В его душе шла нелёгкая борьба, но он вышел из неё победителем.

– Дорогая, ты должна выбрать одного из нас, – сказал он. – Если ты уверена – понимаешь, уверена, – что замужем за Кемпбеллом ты будешь счастлива, я не буду помехой.

– Развод! – ахнула она.

– Можно назвать это и так, – вымолвил он, и рука его потянулась к пузырьку с ядом.

Она смотрела на него, и её глаза зажглись новым странным чувством. Перед ней был мужчина, которого она не знала раньше. Жёсткий, практичный американец куда-то исчез. Вместо него она в мгновенном озарении увидела героя, святого, человека, способного подняться до недоступных людям высот бескорыстной добродетели. Обе её руки легли на руку, державшую роковой флакон.

– Арчи, – воскликнула она, – ты смог простить мне даже это!

– В конце концов, ты только сбившаяся с пути малышка, – с улыбкой проговорил он.

Её руки распростёрлись для объятия, но в дверь постучали, и в комнату безмолвно – в той странной беззвучной манере, в которой двигались люди в этой кошмарной комнате, – вошла горничная с подносом. На подносе лежала визитная карточка. Люсиль взглянула на неё.
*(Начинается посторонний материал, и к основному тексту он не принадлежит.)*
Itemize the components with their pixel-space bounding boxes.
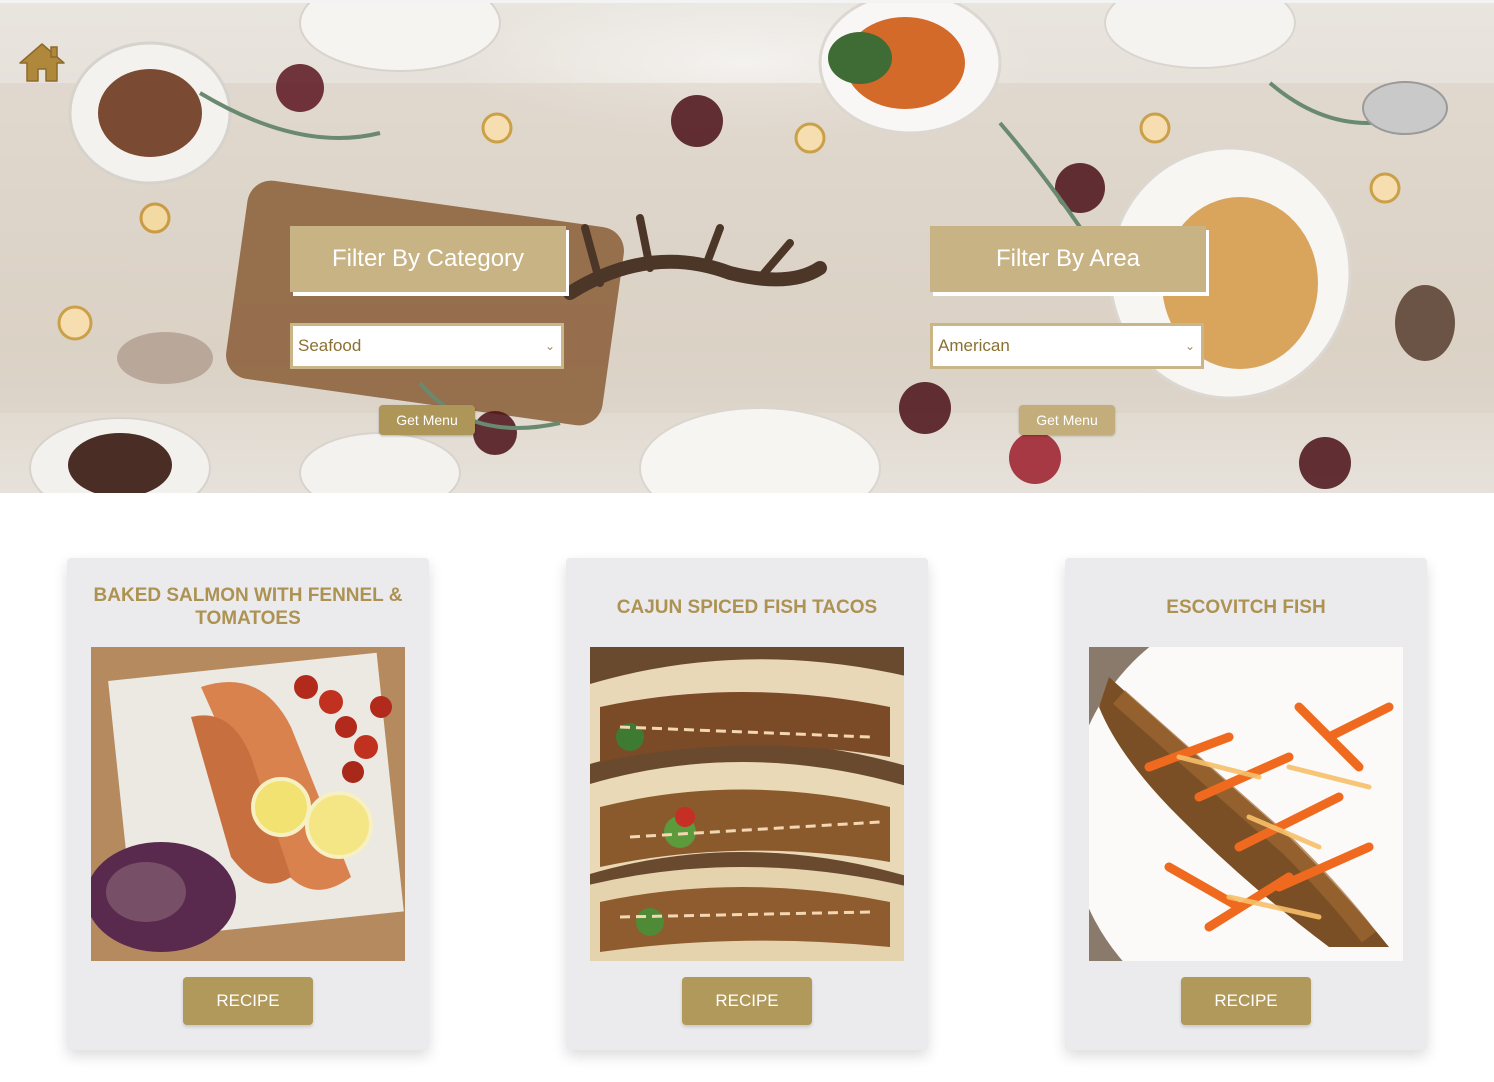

– Капитан Кемпбелл! Я не хочу его видеть.

Мейсон вскочил.

– Напротив, – возразил он. – Мы очень ему рады. Сейчас же проводите его сюда.


Через несколько мгновений в комнату был введён молодой военный, рослый и загорелый, с приятным лицом. Он вошёл, широко улыбаясь, но когда за ним закрылась дверь и лица хозяев вновь обрели естественное выражение, он в нерешительности остановился, переводя взгляд с одного на другого.